Stress reactions usually heal much more quickly and easily than stress fractures; the typical treatment for stress reactions is relative rest and a gradual, controlled return to play over the course of 1-2 months. This allows for the osteoblasts to “catch up” to the osteoclasts, fully repairing the injured bone.

Stress fractures on the other hand may require surgical intervention and can sideline players for much longer, as the healing rate of the injury is much more variable depending on the location of the injury and the bone’s relative blood supply.

Markkanen will likely return to play without major complications, but his loss is a big one for the Bulls. Despite having a relatively down year compared to his two previous campaigns in the NBA, Markkanen is second on the Bulls in scoring (15.0 points per game), rebounding (6.5 rebounds per game), and 3-point attempts (294). Markkanen is a focal-point in the young Bulls’ lineup and the team considers him a key cog for their future.

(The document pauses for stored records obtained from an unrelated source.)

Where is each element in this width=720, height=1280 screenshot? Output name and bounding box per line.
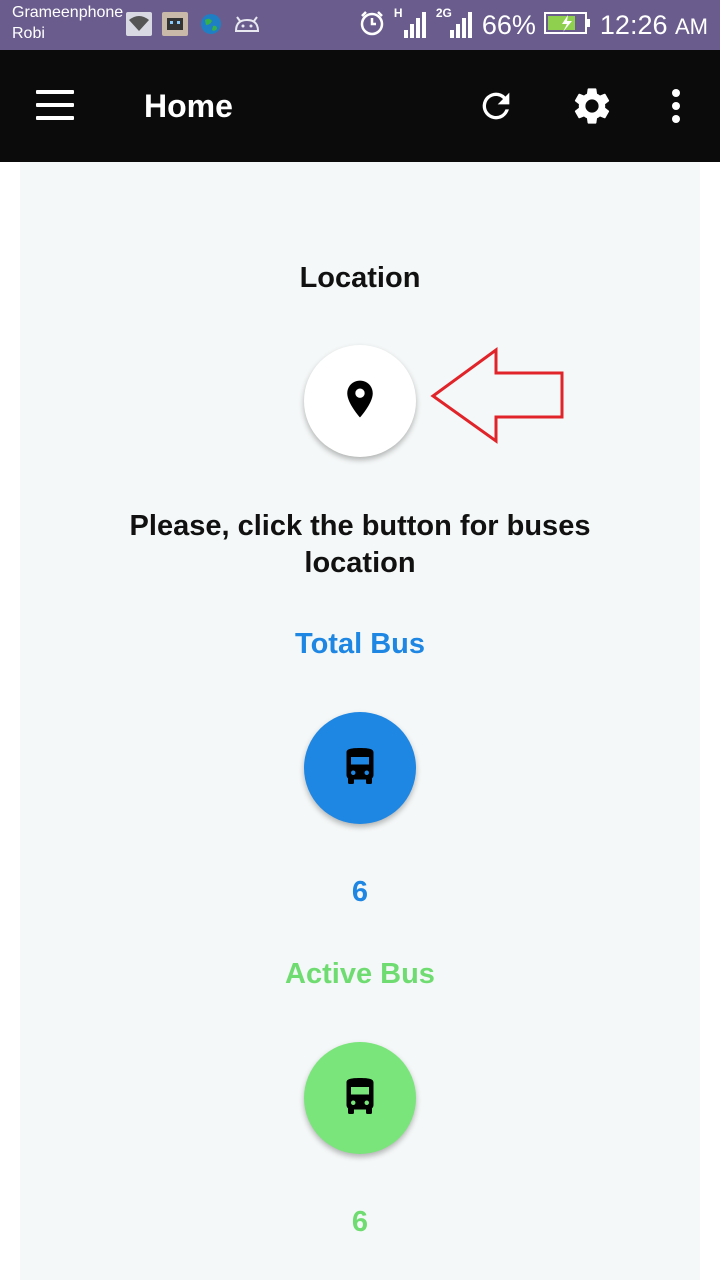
settings-icon[interactable] [568, 82, 616, 130]
bus-icon [342, 1076, 378, 1121]
active-bus-count: 6 [351, 1206, 369, 1238]
app-notification-icon [162, 12, 188, 36]
total-bus-title: Total Bus [295, 628, 425, 660]
location-pin-icon [343, 379, 377, 424]
refresh-icon[interactable] [472, 82, 520, 130]
location-title: Location [299, 262, 421, 294]
page-title: Home [144, 88, 233, 124]
bus-icon [342, 746, 378, 791]
clock: 12:26 AM [600, 10, 708, 41]
alarm-icon [358, 9, 386, 42]
location-prompt: Please, click the button for buses locat… [129, 510, 591, 579]
signal-h-icon: H [394, 6, 428, 42]
active-bus-button[interactable] [304, 1042, 416, 1154]
wifi-icon [126, 12, 152, 36]
signal-2g-icon: 2G [436, 6, 474, 42]
clock-time: 12:26 [599, 9, 668, 40]
total-bus-button[interactable] [304, 712, 416, 824]
carrier-name-2: Robi [12, 25, 45, 42]
notification-icons [126, 12, 260, 36]
battery-charging-icon [543, 11, 592, 40]
globe-icon [198, 12, 224, 36]
app-bar: Home [0, 50, 720, 162]
status-bar: Grameenphone Robi H 2G 66% 12:26 AM [0, 0, 720, 50]
annotation-arrow-shape [430, 347, 564, 444]
menu-icon[interactable] [36, 90, 76, 120]
location-button[interactable] [304, 345, 416, 457]
more-vert-icon[interactable] [652, 82, 700, 130]
active-bus-title: Active Bus [285, 958, 435, 990]
battery-percentage: 66% [481, 9, 536, 40]
total-bus-count: 6 [351, 876, 369, 908]
carrier-name-1: Grameenphone [12, 4, 124, 21]
system-status: H 2G 66% 12:26 AM [358, 6, 708, 42]
annotation-arrow-icon [430, 347, 564, 444]
android-icon [234, 12, 260, 36]
clock-suffix: AM [675, 13, 708, 39]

With Markkanen out, the Bulls will likely expect more on offense from the likes of Zach LaVine, Wendell Carter Jr., Coby White, and Thomas Satoransky.

Chicago are 17-30 and in 10th place in the Eastern Conference, with a mere three games separating them from the eighth-seeded Brooklyn Nets. The Bulls’ close proximity to Brooklyn in the Eastern Conference standings may prevent Chicago from tanking, though their winning percentage, while Markkanen is out, will likely determine their future plans.